Les nanoplastiques sont des particules invisibles à l’oeil nu qui proviennent de la dégradation des objets en plastique. Ils sont encore plus petits que les microplastiques et transportent des produits chimiques potentiellement toxiques.
Les échantillons d’eau analysés ont été prélevés dans le fleuve entre Varennes et Trois-Pistoles, en collaboration avec l’Institut national de la recherche scientifique et Stratégies Saint-Laurent, un organisme à but non lucratif voué à la protection du fleuve.
Plusieurs types de nanoplastiques ont été détectés, dont du polystyrène et du caoutchouc, qui proviennent de la dégradation de produits en polystyrène et de pneus.
« C’est la première fois que j’ai autant de facilité à trouver du nanoplastique, c’est dingue », dit Julien Gigault, professeur associé en chimie environnementale.
JUSTE DES TRACES
Avant de s’intéresser au Saint-Laurent, ce chercheur a pourtant étudié des endroits connus pour leur forte pollution plastique, tels le vortex de déchets de l’Atlantique Nord et les plages de la Guadeloupe.
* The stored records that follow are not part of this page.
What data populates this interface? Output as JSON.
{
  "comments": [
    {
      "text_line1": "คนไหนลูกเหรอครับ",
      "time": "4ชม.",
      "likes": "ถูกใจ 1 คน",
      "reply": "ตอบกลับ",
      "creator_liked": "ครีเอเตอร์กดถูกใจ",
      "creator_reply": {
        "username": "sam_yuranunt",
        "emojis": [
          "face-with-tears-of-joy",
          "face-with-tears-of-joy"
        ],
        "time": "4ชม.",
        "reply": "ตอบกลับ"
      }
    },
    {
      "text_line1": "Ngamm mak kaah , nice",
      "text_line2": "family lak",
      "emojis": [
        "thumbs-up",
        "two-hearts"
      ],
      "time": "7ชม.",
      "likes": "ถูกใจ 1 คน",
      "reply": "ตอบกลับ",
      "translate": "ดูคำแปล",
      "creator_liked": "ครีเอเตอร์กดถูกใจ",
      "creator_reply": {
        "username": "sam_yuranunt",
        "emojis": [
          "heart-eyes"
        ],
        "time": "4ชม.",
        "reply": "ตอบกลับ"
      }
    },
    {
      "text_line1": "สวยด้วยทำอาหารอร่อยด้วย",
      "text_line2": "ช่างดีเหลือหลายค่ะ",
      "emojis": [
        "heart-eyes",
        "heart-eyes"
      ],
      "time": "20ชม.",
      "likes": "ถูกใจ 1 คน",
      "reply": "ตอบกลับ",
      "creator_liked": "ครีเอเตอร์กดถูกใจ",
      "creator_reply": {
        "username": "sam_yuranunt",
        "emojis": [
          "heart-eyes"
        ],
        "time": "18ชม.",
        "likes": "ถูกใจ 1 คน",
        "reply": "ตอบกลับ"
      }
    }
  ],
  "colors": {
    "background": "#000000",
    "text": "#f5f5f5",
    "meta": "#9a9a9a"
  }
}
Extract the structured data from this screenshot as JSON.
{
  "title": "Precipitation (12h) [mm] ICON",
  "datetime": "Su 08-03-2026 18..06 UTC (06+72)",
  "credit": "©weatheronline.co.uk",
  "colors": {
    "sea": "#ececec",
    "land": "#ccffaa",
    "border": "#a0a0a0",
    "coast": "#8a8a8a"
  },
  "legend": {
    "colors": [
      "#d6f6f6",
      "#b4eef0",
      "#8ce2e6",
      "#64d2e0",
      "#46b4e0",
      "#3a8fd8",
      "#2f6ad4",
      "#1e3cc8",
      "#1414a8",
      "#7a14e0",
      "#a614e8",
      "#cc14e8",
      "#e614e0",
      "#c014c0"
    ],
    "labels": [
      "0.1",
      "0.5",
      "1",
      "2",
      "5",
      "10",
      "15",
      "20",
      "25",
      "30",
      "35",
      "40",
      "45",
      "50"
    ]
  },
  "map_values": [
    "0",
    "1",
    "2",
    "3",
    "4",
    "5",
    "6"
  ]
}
Les résultats préliminaires partagés avec notre Bureau d’enquête ne permettent pas de déterminer la concentration de nanoplastiques présente dans l’eau. Julien Gigault se fait toutefois rassurant en parlant « de traces ». Les nanoplastiques sont suspendus dans le Saint-Laurent, mais en infime quantité.
Le chercheur estime malgré tout qu’il faut « couper le robinet » dès aujourd’hui pour diminuer la quantité de plastique qui aboutit dans l’environnement.
L’urgence est d’autant plus grande que les nanoplastiques ne peuvent pas être retirés de l’eau, souligne l’ingénieur Caroline Guilmette, du Centre national de la recherche scientifique, qui a participé aux
travaux.
« C’est la pollution la plus dangereuse : tu ne la vois pas, elle est là, et tu ne peux rien faire. »
Pire, les nanoplastiques sont tellement petits qu’ils « peuvent franchir toutes les barrières naturelles » et pénétrer dans les cellules de notre corps, dit Julien Gigault.
EFFETS MÉCONNUS
Une fois là, ils peuvent relarguer les produits chimiques qu’ils contiennent, tels les PBDE ou le bisphénol A – connu sous le nom de BPA et interdit dans les biberons de bébé –, présents dans d’autres objets.
Les effets des nanoplastiques sur la santé sont méconnus. Diverses études animales indiquent qu’il pourrait y avoir un effet négatif sur le système immunitaire, le système hormonal ou le microbiote. Les concentrations de nanoplastiques utilisées étaient toutefois très élevées.
L’inquiétude de Julien Gigault est surtout pour les générations futures, qui pourraient subir des conséquences « qu’à ce jour, on n’est pas capables d’imaginer ».